俺のそばから離れるな‼︎
決意
「奏……私、今日の夜には実家に帰るけど」
夕方になり、隣の部屋に閉じこもっていた奏に向かってドア越しに声をかける。
ーーガチャ
しばらくするとドアが開いて、中から奏が姿を見せた。
その顔はどんより暗くて、これまでの奏とはまるで別人のよう。
明らかに元気がないのがわかった。
「だ、大丈夫……?」
「ん?ああ、さくらは何も心配すんな」
口元を緩めて微笑む奏の顔は、すごく悲しげで見ていられない。
「いつもそう言うけど、心配だよ」
「大丈夫だから。

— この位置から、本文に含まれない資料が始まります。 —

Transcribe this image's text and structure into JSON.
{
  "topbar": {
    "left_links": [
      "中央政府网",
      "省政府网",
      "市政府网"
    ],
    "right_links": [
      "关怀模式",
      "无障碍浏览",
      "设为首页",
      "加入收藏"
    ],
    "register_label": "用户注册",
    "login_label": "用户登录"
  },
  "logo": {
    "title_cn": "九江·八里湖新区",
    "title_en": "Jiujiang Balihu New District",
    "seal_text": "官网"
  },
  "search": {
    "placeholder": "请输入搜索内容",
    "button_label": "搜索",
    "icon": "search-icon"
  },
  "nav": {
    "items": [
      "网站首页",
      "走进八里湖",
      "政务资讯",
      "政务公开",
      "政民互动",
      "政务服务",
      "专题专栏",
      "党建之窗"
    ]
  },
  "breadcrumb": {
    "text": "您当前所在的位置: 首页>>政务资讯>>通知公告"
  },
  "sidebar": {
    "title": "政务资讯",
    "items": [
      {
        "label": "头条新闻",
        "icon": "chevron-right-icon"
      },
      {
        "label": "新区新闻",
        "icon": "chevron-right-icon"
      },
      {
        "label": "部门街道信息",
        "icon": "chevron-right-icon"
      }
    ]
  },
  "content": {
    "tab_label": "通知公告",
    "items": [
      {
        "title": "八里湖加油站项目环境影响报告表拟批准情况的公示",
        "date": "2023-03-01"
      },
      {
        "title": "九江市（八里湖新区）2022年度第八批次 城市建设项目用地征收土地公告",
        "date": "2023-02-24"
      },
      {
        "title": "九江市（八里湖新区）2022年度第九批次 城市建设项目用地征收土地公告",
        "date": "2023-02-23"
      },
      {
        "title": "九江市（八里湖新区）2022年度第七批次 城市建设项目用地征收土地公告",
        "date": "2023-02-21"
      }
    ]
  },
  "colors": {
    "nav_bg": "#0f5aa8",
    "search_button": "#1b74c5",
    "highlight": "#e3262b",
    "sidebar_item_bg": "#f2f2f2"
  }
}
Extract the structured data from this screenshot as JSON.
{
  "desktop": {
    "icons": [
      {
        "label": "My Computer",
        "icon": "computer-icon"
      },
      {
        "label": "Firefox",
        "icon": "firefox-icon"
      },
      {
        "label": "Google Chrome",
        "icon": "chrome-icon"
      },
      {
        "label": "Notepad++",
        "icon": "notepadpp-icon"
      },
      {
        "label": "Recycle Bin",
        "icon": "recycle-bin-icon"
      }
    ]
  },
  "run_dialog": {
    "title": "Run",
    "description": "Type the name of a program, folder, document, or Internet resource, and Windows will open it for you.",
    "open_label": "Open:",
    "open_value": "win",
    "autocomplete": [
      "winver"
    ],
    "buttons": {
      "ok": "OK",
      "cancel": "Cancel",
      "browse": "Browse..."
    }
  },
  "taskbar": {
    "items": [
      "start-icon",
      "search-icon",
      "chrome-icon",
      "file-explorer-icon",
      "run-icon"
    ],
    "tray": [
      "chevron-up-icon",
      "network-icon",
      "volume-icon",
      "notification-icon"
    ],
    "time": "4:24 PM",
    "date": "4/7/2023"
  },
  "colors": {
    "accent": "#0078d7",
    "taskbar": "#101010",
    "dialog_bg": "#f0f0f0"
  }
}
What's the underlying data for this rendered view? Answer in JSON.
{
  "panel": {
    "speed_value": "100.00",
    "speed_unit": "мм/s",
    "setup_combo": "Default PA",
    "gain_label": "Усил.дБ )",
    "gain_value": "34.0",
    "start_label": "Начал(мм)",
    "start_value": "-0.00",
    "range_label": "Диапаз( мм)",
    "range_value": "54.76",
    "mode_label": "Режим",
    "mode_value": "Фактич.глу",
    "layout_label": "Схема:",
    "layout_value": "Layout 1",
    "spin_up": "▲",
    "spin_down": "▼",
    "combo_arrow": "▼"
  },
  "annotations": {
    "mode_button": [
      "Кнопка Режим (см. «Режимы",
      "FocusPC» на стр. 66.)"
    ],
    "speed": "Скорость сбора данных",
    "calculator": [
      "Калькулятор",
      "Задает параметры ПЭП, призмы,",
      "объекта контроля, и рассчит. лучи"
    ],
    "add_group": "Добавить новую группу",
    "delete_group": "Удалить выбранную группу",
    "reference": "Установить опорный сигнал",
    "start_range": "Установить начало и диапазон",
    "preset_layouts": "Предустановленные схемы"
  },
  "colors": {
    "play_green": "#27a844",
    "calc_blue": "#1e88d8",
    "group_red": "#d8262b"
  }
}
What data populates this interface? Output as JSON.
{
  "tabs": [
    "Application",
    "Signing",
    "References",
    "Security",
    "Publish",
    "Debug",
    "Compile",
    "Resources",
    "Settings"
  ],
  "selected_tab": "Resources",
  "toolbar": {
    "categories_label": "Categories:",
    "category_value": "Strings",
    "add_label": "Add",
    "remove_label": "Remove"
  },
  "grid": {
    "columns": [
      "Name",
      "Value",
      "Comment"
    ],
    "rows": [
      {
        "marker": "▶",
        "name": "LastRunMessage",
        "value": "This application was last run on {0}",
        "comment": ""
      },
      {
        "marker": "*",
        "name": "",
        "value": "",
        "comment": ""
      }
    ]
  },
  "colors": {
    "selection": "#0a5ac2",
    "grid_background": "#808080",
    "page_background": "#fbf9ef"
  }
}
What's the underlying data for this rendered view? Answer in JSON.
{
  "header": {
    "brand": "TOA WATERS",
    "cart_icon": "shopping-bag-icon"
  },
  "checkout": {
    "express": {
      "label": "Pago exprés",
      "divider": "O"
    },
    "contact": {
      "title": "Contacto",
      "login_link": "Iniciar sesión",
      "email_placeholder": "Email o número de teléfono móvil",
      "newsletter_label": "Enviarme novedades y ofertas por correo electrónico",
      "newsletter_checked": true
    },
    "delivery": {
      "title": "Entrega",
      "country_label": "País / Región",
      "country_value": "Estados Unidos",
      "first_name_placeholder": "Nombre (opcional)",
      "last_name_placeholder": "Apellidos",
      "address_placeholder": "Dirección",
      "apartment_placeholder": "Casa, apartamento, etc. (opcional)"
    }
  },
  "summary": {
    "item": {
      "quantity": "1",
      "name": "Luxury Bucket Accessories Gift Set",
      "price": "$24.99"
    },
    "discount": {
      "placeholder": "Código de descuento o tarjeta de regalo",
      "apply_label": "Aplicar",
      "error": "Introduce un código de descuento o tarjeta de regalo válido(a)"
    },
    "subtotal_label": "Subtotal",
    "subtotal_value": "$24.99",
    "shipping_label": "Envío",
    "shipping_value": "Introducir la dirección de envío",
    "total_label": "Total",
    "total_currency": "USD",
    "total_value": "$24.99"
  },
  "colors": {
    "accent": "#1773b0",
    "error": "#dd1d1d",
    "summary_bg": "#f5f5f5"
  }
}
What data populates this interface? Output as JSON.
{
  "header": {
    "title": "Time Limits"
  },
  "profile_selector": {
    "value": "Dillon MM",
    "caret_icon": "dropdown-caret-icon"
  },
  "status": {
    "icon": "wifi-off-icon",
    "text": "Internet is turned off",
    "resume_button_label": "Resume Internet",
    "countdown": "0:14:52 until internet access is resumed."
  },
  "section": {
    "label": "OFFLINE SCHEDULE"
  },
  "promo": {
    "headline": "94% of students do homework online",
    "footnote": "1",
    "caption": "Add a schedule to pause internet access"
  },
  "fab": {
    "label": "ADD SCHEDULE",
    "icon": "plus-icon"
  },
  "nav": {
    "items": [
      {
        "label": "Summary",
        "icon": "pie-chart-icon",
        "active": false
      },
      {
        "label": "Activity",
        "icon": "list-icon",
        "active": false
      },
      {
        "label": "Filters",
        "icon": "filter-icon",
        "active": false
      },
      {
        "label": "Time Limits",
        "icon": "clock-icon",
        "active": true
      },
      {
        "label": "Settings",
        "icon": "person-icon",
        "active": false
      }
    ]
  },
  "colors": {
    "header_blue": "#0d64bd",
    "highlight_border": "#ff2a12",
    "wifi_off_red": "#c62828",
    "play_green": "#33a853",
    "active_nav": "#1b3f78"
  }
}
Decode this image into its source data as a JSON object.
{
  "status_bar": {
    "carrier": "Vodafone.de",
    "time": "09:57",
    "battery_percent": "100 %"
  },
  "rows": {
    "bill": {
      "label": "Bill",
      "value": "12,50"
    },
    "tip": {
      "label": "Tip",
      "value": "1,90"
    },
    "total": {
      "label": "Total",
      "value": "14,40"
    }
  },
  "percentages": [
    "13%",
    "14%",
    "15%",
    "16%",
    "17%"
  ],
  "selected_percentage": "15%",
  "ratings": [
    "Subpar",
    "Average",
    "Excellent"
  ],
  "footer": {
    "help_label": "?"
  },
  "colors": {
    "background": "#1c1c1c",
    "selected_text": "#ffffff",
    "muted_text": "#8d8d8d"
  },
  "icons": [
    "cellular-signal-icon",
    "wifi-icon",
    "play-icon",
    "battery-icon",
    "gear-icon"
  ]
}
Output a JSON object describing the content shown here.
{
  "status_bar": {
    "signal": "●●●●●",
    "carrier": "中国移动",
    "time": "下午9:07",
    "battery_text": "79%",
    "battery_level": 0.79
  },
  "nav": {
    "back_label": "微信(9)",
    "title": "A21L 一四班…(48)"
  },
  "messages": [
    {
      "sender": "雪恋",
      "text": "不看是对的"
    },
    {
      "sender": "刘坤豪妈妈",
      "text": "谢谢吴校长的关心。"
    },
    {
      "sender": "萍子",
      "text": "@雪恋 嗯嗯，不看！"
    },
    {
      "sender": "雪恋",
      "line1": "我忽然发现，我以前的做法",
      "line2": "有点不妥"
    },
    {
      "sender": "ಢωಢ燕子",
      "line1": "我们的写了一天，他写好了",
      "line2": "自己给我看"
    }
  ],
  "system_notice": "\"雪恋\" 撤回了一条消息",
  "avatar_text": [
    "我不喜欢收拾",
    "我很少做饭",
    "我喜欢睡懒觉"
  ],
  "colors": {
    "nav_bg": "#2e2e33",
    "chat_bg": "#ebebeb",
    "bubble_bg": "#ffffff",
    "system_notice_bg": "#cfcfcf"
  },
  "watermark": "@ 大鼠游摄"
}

な?」
奏はきっと苦しんでいる。
それがわかるのに、ムリをさせてしまう自分が情けなかった。
もっと私を頼ってくれていいんだよ?
「奏はいつもそうだね。私には何も言ってくれない。家のことだって……今日知ったんだよ?」
だからって、私の気持ちが変わることはないけど。
それでも、隠さずに言って欲しかった。
「悪かったよ。家のこと言って、どう思われるのかって考えたら言い出せなかったんだ」
力なく笑う奏に、激しく胸が締め付けられる。
そんな顔をさせたいわけじゃない。
いつもみたいに、強気に笑って欲しいのに。